Danilo Torres. Serie Estos rostros que asoman entre la multitud, técnica mixta, 2004.

 

Donaldo Altamirano (Escritor)

Demos por sentado que, al confrontar los cuadros de esta exposición, una significativa mayoría del público de nuestra ciudad se sentirá un tanto desorientada, defraudada, por momentos alarmada, escandalizada, desconfiada de haber sido enviada a masticar y engullir guiso de gato por caldo de conejo. Es decir es muy posible que lo que vean no corresponda a sus opiniones, a sus nociones habituales, a sus conceptos asentados, a sus expectativas regulares sobre arte. Probablemente sus ideas sobre este tema se vean provocadas, sacudidas, agredidas, sacadas de balance, empujadas con cierta violencia para desplazarse hasta una posición insólita.

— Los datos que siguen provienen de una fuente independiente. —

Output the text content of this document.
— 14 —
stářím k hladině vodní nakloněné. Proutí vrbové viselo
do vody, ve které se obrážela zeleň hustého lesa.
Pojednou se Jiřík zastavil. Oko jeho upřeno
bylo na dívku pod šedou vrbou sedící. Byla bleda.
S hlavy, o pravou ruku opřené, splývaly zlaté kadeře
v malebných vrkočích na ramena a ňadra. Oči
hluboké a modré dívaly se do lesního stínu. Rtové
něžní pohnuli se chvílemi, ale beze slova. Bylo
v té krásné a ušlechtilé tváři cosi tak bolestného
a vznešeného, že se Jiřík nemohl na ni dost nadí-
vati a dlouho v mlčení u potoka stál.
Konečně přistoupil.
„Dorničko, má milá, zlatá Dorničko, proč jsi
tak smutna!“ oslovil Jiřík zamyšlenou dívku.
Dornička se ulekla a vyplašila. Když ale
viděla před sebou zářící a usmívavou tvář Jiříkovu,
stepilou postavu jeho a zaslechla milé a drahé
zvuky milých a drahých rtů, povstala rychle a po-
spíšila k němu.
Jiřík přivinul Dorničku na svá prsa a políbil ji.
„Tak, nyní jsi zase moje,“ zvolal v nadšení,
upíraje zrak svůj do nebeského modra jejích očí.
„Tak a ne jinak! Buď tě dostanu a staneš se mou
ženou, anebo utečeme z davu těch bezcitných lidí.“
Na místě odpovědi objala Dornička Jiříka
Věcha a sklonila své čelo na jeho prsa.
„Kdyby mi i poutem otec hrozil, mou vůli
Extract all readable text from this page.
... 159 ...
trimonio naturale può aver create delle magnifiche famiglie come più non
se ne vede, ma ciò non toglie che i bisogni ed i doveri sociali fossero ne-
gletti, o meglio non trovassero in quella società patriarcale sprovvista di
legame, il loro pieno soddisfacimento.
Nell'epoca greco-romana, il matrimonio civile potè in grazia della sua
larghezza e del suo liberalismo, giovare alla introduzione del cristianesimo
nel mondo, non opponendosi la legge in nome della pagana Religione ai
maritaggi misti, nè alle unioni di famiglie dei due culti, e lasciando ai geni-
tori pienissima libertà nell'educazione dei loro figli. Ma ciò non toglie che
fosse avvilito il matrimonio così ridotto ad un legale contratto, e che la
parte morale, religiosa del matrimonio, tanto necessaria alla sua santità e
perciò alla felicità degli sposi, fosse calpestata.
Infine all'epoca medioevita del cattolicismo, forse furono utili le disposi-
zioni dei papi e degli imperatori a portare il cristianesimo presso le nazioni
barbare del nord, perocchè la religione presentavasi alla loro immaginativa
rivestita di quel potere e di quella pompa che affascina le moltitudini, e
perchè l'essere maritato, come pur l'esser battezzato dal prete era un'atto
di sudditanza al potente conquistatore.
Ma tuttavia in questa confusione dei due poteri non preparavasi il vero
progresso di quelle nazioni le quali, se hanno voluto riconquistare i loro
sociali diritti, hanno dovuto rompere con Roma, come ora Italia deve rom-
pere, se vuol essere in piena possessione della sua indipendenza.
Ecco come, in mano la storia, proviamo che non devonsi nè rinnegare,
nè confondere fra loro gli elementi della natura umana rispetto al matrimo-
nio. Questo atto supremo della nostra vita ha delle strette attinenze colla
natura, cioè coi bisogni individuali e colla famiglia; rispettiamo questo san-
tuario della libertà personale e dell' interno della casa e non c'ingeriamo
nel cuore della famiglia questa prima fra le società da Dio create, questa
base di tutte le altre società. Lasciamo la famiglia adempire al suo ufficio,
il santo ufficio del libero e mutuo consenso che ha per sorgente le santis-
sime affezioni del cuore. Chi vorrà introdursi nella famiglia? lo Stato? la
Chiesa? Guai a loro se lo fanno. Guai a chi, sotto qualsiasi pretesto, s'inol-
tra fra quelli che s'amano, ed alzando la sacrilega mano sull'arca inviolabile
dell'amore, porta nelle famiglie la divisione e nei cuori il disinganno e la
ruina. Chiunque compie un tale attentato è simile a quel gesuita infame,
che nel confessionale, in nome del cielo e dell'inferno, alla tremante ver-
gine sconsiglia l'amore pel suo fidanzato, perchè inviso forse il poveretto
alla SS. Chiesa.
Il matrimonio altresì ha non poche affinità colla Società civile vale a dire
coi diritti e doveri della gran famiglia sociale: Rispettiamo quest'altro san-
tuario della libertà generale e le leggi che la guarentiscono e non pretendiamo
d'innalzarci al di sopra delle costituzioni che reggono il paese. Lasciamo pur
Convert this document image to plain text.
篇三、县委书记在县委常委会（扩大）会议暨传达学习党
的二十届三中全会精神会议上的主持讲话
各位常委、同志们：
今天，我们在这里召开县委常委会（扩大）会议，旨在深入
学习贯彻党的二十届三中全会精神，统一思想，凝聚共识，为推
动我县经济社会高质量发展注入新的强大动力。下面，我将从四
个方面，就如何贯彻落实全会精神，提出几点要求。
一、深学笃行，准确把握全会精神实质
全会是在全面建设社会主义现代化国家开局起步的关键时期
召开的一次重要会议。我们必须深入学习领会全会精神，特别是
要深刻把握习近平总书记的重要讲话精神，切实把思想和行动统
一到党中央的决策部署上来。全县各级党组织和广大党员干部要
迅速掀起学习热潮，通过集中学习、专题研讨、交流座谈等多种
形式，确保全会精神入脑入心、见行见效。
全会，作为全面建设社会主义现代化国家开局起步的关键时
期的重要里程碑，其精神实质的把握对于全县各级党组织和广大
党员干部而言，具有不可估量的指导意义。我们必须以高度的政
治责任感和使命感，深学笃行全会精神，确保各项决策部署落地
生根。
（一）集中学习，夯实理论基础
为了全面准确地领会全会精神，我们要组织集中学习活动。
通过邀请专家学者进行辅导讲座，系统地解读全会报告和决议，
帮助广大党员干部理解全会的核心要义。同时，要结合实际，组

Comencemos por confesar que en cierto sentido compartimos esa sorpresa, aunque debemos aclarar que por causas totalmente divergentes: la presente exposición constituye una muestra de amplio aliento creativo, de talento artístico atrevido, innovador, desarrollado y maduro por parte del pintor, poeta y narrador Danilo Torres Rodríguez. Ésta es una demostración evidente del dinamismo y su creatividad, de su capacidad de evolución, de su disconformidad permanente, que le permite ir siempre más allá de las propias limitaciones, rompiendo con las convenciones y con los prejuicios personales, tribales y sociales, con el comentario insulso que se conforma con una aprobación superficial, fácil y efímera. Los frutos de este laborioso esfuerzo, por tanto, necesariamente vendrán a sorprender tanto a propios como extraños.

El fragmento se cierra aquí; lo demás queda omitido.